意外なところで苦労する

絵の具でつくる小世界

一般の方が意外と思われるのは、おそらくバック作りであろう。
 今回掲載したダイヤ単体のイメ−ジ広告向けの作品は、かなりスケ−ルのある空間に見え
るが、ダイヤの大きさとの比例を考えるとすぐわかるように、バックは非常に狭くて切手か
名刺の上にダイヤが乗っているような広さしかない。これだけのクロ−ズ・アップになると
少しざらついた布は荒れ地に見え、ゴマ粒は大石に写ることになる。          
      
 種明かしをすると、これらは半透明のフィルムの上にポスタ−カラ−をコンプレッサ−で
吹きつけたり、筆で垂らしたり、金粉・銀粉を散らしたり、画家のポロックのように絵の具
を投げつけたりしてつくられる。
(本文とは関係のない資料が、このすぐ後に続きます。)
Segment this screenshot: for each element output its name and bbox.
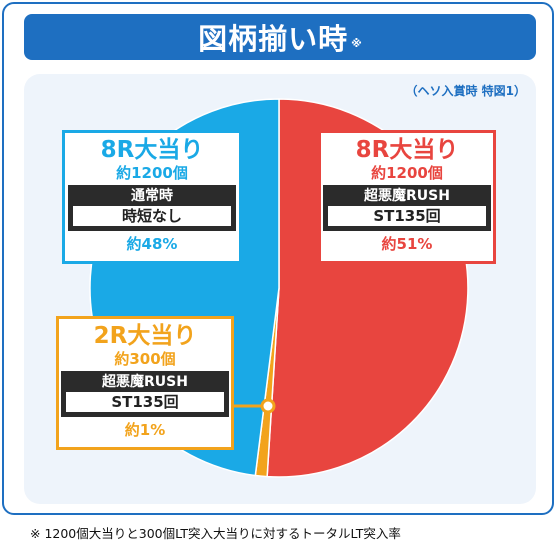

アシスタントと一緒になってこんなことを一日中やつてい
るのも変な風景である。フィ−リングに合わせるため何度もやりなおすことが多く、バック
作りのほうが時間がかかる。                            
 こうして選ばれた切手大から名刺大の小面積が、深海に見えたり、ライトで金粉が光り夜
景に見えたりということになり、つまり、小面積の小世界を宇宙までもつなげたいというこ
とである。                                    
       
 ところで、当然「そんな苦労をするよりは、デジタルのコンピュ−タ−でやれば」という
ことを友人たちに云われたが、この見解は私とは相当の違いがある。私は将来のコンピュ−
タ−・グラフィック(GC)には、もっと広く深い分野が待っていると思う。      
 現在のGCはごく初期の成長過程にあり、せいぜい写真や動画の合成やデフォルム程度の
便宜的、修正的な使用に止まっているが、やがて写真(レンズ)などにはとらわれず、絵画
にリトグラフやエッチングがあるようにひとつの確立した分野として伸びて行く特質や予兆
が見える。私はそんな世界を早く見たいと期待している。               
 私自身はもっとパソコンがわかり、技術的にも自信がもてるほど習熟すれば、ブラウン管
をキャンバスに、キ−ボ−ドとマウスを絵筆にして、写真とは全く異なる魔法的な表現のG
Cア−トをやってみたいと思うが、たぶん命の方が足りないだろう。          
      
 長年ダイトランスファやマスキングワ−クでも写真の合成をやって来た私は、それがきれ
いにできるほど無個性になりがちで、軽くなり落ち着かず、ピカピカの虚構に見えてくるこ
とに嫌気して、かえってアナログの良さ人間くさいところを好むようになった。     
 手摺りの千代紙と印刷機で刷る千代紙との違いのようなものであろうか。       
      
     さて、このような小世界を皆さんはどう見られたであろうか。       
       
  「こんな写真にグラフィック・デザイナ−とコピ−ライタ−という視覚と言葉の魔
  術師が加担してオ−バ−な御案内をするのが宣伝界であろう」といわれるのは厳し
  すぎる。皆さんまじめで正直、ウソはつかない。「広告は新しく正しい情報を皆さ
  んに伝え、あわせて文化に寄与する」というのもおおげさであろうか。以下省略。
   確かにコピ−は写真を生かしも殺しもする。海底のダイヤと空飛ぶダイヤの2点
  は未発表の作品。何か面白いコピ−が浮かんだらお教え願いたいものである。